I shrugged. "They're alright, I suppose. I can't imagine people ever buying them."

"Well, at least it'll clear up some room in your apartment."

I surveyed the room. Clutter, clutter, clutter. Canvases lay across every available place, some drying, and some too precious to even keep on the floor. Paints and colour pencils were strewn across the room, some lying half open on benches, others shoved in buckets or drawers.

I frowned.

Two afternoons later, Dimitri came over, shaking his head.

"What happened to you?"

I was on the coach with my legs up on the wall, my head slinging off the edge of the coach. He came and sat next to me and the coach sunk slightly under his weight.

"I went to Greenwich Village to find you, but you weren't there anymore. That's not much staying power. It's like fishing. It'll take some time for a bite. It's all in the water."

I sat up and turned to him. "Well the water must have been really good today because I sold everything."

It was true. I sold every last one. Even the ones that were plain and boring, and completely random. An auction like situation even arose when two customers tussled over a painting of a cat.

Dimitri's reaction brought a smile to my lips. His jaw slackened. "All of them? How much did you get?"

"Enough to buy you lunch. Come on."

He raised an eyebrow. I whipped out a wad of cash and smiled, triumphant. "$1000."

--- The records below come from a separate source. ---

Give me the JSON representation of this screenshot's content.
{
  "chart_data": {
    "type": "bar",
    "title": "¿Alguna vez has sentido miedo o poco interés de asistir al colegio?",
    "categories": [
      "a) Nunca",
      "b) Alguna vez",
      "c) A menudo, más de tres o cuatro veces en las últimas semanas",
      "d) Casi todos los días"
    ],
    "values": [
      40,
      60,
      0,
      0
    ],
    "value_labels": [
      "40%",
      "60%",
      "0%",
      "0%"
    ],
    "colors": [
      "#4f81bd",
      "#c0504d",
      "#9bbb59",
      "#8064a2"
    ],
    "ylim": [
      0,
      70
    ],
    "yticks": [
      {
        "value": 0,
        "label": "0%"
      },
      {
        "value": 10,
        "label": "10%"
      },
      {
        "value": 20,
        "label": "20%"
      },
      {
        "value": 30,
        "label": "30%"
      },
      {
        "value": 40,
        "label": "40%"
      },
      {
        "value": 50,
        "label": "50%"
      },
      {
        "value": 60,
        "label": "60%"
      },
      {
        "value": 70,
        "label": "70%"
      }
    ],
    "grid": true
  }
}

And like that, my paintings continued to sell. No matter how much I charged, or how mundane the subject matter was, people bought my paintings. My cancer had awoken something within me. I didn't just see the world. I understood it. I saw beyond its superficial façade and its flaws. I saw truth. I saw beauty. I saw the flawed and the flawless. I saw the pained and the painless. My senses were open to everything.

I couldn't have predicted what happened next. Happiness and blinding colour began to grow and ooze and leak into my life, and into my paintings. My paintings told my whole story. And much more. My hands were empty a couple of months ago. Now they were full. I drew popcorn hands. I drew a woman with flowers, her eyes full of love.

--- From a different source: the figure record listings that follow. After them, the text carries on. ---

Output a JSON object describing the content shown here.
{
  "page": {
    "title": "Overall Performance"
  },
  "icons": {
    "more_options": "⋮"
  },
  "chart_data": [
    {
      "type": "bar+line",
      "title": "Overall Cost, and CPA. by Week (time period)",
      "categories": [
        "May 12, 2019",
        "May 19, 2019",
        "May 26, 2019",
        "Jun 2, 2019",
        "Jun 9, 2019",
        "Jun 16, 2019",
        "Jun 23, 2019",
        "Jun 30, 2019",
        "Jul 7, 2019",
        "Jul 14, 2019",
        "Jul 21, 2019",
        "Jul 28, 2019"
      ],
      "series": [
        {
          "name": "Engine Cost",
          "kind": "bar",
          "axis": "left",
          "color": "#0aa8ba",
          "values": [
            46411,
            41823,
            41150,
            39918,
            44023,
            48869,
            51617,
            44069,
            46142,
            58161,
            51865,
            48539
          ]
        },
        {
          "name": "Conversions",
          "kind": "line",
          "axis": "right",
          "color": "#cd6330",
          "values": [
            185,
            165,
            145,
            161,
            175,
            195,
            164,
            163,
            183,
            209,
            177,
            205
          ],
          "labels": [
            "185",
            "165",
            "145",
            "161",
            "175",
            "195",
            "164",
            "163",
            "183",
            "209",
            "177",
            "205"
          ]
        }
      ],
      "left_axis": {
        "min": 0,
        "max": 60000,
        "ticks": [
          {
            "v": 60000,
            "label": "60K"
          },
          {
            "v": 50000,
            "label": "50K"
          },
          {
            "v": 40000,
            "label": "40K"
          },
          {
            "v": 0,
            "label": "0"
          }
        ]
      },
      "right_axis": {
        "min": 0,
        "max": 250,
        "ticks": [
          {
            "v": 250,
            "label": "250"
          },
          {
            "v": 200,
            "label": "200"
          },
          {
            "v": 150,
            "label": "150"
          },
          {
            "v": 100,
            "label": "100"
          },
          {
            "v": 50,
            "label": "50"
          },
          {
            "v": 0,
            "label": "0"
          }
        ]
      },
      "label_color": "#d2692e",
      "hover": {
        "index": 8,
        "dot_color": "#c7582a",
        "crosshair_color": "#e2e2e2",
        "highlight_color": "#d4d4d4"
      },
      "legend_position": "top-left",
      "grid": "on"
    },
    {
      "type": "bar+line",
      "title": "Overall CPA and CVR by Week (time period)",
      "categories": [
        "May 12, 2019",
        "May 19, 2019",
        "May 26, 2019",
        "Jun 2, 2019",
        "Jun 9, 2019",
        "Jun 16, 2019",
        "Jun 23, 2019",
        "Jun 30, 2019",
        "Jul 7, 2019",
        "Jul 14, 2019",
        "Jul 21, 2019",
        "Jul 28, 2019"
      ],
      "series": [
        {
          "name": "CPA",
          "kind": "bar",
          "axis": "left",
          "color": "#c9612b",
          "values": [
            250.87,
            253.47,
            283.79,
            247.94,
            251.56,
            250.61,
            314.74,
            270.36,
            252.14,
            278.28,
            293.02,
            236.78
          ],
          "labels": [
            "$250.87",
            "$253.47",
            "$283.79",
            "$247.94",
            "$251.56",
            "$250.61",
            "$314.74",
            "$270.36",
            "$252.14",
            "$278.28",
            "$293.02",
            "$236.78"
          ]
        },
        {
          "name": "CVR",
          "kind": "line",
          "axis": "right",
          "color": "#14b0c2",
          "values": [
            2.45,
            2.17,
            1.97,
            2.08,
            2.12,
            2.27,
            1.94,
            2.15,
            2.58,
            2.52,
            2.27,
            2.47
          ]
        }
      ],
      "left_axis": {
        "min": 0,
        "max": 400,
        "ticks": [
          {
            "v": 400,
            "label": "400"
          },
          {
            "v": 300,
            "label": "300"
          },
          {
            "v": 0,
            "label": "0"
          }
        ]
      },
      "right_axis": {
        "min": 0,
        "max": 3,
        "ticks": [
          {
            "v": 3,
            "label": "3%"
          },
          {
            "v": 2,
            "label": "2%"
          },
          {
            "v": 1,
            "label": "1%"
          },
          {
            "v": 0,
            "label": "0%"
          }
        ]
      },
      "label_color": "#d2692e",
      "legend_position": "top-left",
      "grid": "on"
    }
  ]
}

I drew pictures of a couple in love. They stood in an embrace in some photos. In others, they kissed. Sometimes they simply looked at each other. In one, they stood in front of a police car flashing with sirens, kissing feverishly.

I had a particular favourite, one I refused to sell no matter how good anyone thought it was. The couple was at Greenwich Village. The woman sat at a table with a folding chair and a handful of paintings. Her dark brown hair was short and spiky, her brown eyes, large and excited. The man was leaning over the table, his smiling face near hers. His hair was secured demurely at the nape of his neck. He was tall and had brown soft eyes. Their lips almost touched. She looked up at him, her face raised to the heavens, smiling, aching with young love.

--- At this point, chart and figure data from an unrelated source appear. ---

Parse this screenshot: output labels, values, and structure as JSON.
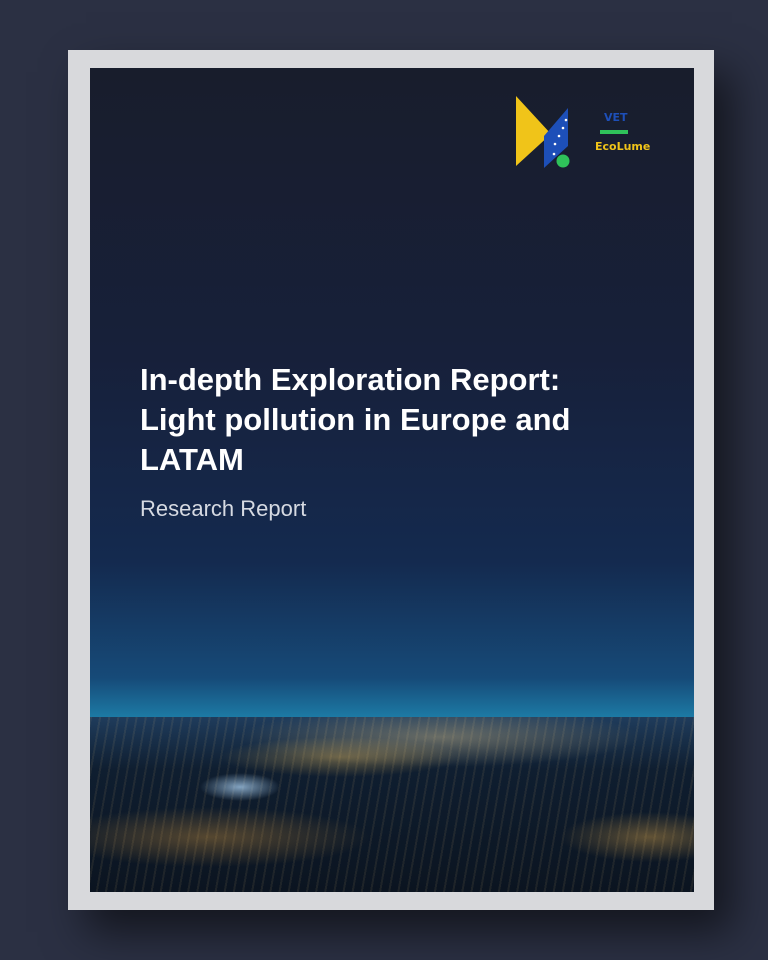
{
  "cover": {
    "title_lines": [
      "In-depth Exploration Report:",
      "Light pollution in Europe and",
      "LATAM"
    ],
    "subtitle": "Research Report"
  },
  "logo": {
    "vet": "VET",
    "eco": "EcoLume",
    "colors": {
      "yellow": "#f0c419",
      "blue": "#1d4fb8",
      "green": "#2fc25a"
    }
  }
}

So, Dimitri loved Rose. Despite everything. What a guy.

And Groundhog Day is actually one of MY favourite movies. I'm still working out why I love it so much. And of course, Bruce Springsteen...!

I can't write this chapter and not bring this up:

I'd like to dedicate this chapter to my aunt, a beautiful woman who was taken away from us, too soon. She died of breast cancer years ago, and it broke all our hearts. I love you. We think of you everyday. I could never understand what you went through. All I know was that you were brave. You were strong. It hurt so much, but you fought. I hope you're living somewhere beautiful, where there are no pain and tears. My pen name, Lysa, is for you.